Laszlo looks like a disgruntled garden gnome and answers questions in a musical voice, with an evangelical tone and a tendency to stare into space. He wears the scars of weariness after decades of battling against Hungarian chess organisers who wanted his daughters to play in women's tournaments rather than competing against men, and educational authorities who sent an armed policeman to drag Zsuzsa off to school.

His formula for happiness is 'work, love, freedom and luck'. But the key is hard work, because hard work creates luck; work plus luck equals genius; and a genius is more likely to be happy. With three daughters, the experiment has inevitably been diverted down the path of sex equality. 'Men must be clever and hard,' he explains. 'Women must be beautiful and look after the family. Only then, if they have time, can they be clever.' He hopes his experiment will help to change this prejudice.
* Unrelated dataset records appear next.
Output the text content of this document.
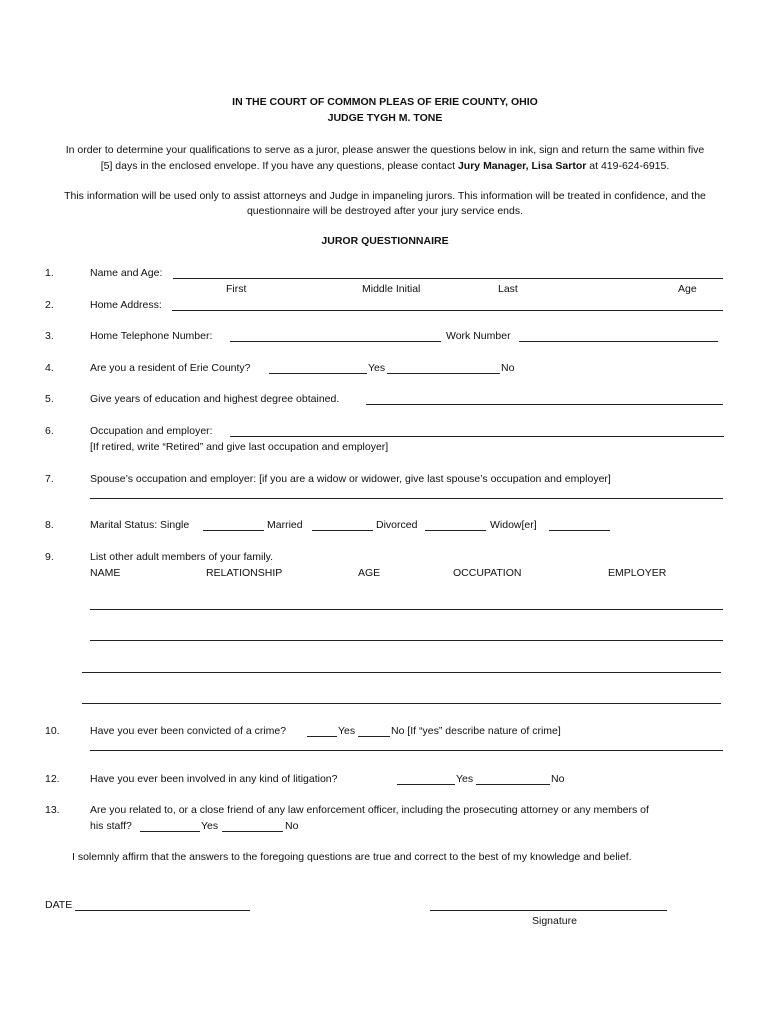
IN THE COURT OF COMMON PLEAS OF ERIE COUNTY, OHIO
JUDGE TYGH M. TONE
In order to determine your qualifications to serve as a juror, please answer the questions below in ink, sign and return the same within five
[5] days in the enclosed envelope. If you have any questions, please contact Jury Manager, Lisa Sartor at 419-624-6915.
This information will be used only to assist attorneys and Judge in impaneling jurors. This information will be treated in confidence, and the
questionnaire will be destroyed after your jury service ends.
JUROR QUESTIONNAIRE
1.	Name and Age:
First	Middle Initial	Last	Age
2.	Home Address:
3.	Home Telephone Number:	Work Number
4.	Are you a resident of Erie County?	Yes	No
5.	Give years of education and highest degree obtained.
6.	Occupation and employer:
[If retired, write “Retired” and give last occupation and employer]
7.	Spouse’s occupation and employer: [if you are a widow or widower, give last spouse’s occupation and employer]
8.	Marital Status: Single	Married	Divorced	Widow[er]
9.	List other adult members of your family.
NAME	RELATIONSHIP	AGE	OCCUPATION	EMPLOYER
10.	Have you ever been convicted of a crime?	Yes	No [If “yes” describe nature of crime]
12.	Have you ever been involved in any kind of litigation?	Yes	No
13.	Are you related to, or a close friend of any law enforcement officer, including the prosecuting attorney or any members of
his staff?	Yes	No
I solemnly affirm that the answers to the foregoing questions are true and correct to the best of my knowledge and belief.
DATE
Signature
Zsuzsa now lives with her boyfriend (who happens to be Peru's top grandmaster), and the role of the Polgar parents has changed from that of educators to professional managers of the hottest properties in international chess.
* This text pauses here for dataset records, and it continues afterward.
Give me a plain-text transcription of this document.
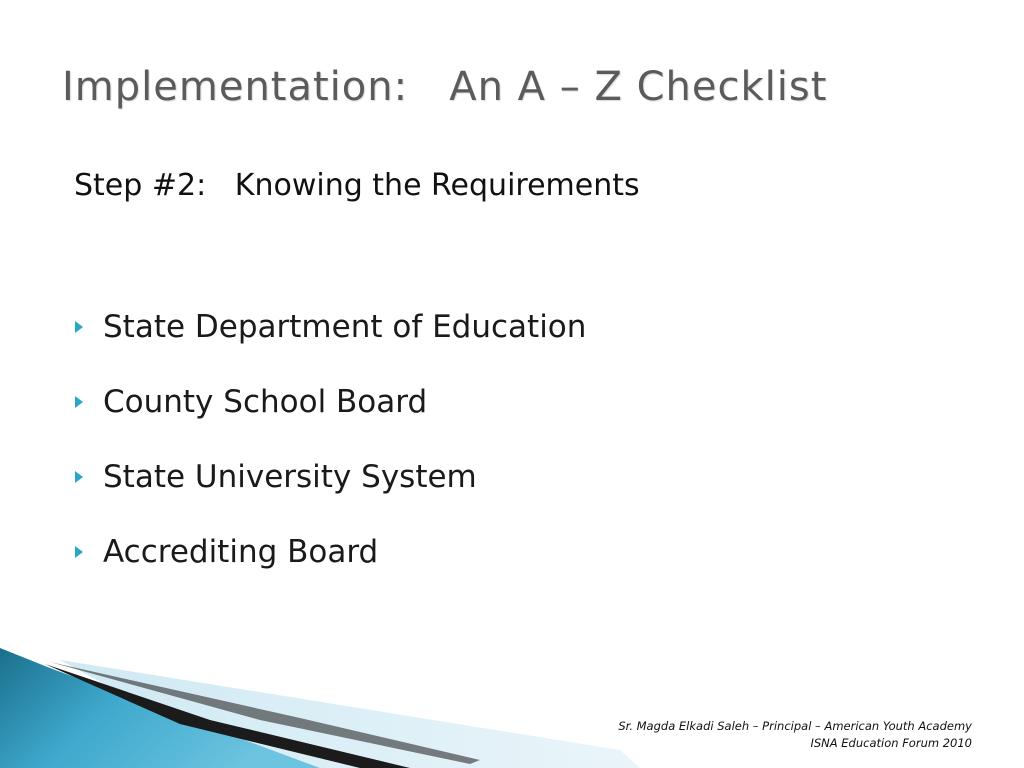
Implementation:   An A – Z Checklist
Step #2:   Knowing the Requirements
State Department of Education
County School Board
State University System
Accrediting Board
Sr. Magda Elkadi Saleh – Principal – American Youth Academy
ISNA Education Forum 2010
If they could run the experiment again, they would prefer to do it outside Hungary and would seek commercial sponsorship, but still stick to chess. But Laszlo concedes: 'The problems of cancer and Aids might be more easily solved if our system were used to educate 1,000 children.'

The experiment will be considered over when all three daughters are living independent lives. They will still be chess players, even though the system is supposed to allow excellence to be transferred from its primary area to another. 'They like chess so much, they cannot go away from it.'

Boyfriends or husbands will, according to the Polgar prescription, become part of the extended family: Klara and Laszlo look forward to educating their grandchildren.

When Judit loses, it is Klara and Laszlo who seem to suffer; the 16-year-old takes it all in her stride. They give every appearance of being a healthily close- knit family, rather than a travelling circus under a tyrannical patriarch, as some rivals have portrayed them.
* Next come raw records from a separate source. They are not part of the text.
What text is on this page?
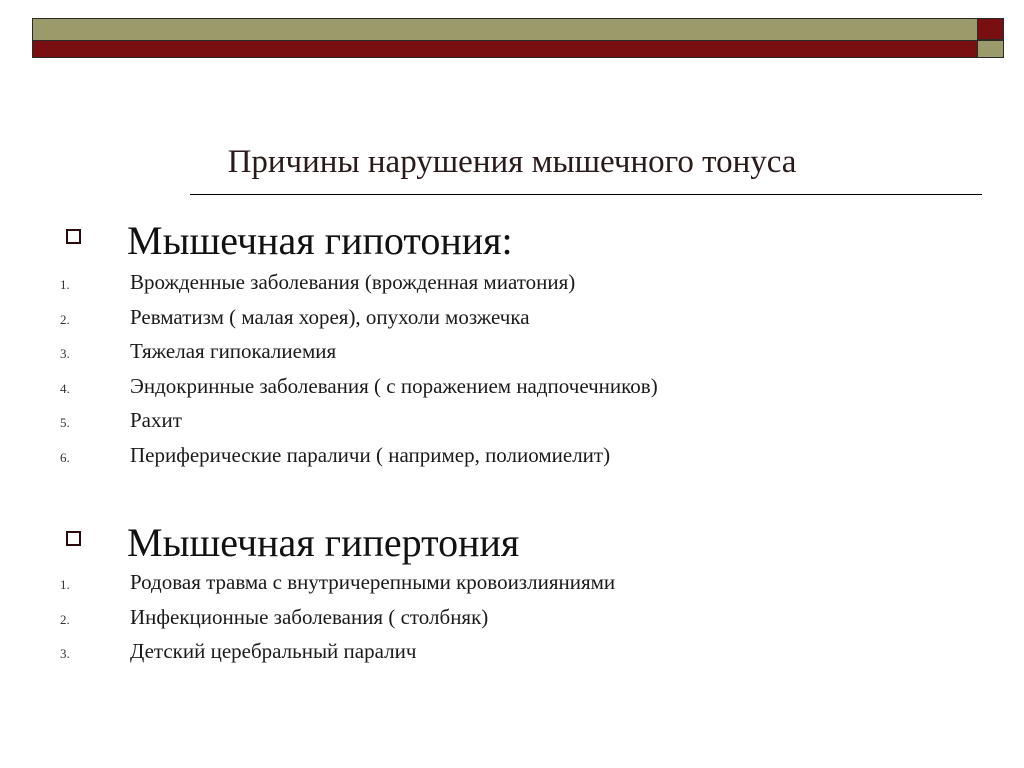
Причины нарушения мышечного тонуса
Мышечная гипотония:
1.	Врожденные заболевания (врожденная миатония)
2.	Ревматизм ( малая хорея), опухоли мозжечка
3.	Тяжелая гипокалиемия
4.	Эндокринные заболевания ( с поражением надпочечников)
5.	Рахит
6.	Периферические параличи ( например, полиомиелит)
Мышечная гипертония
1.	Родовая травма с внутричерепными кровоизлияниями
2.	Инфекционные заболевания ( столбняк)
3.	Детский церебральный паралич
In the highly individualistic and competitive world of chess, however, selfishness seems an occupational necessity for a top grandmaster. I ask if there are ever arguments in the family. 'What are arguments?' Klara asks.

'When one person wants to do something, another wants to do something else, and you all shout at each other,' I explain.

She translates for Laszlo, then smiles. 'Of course,' she says.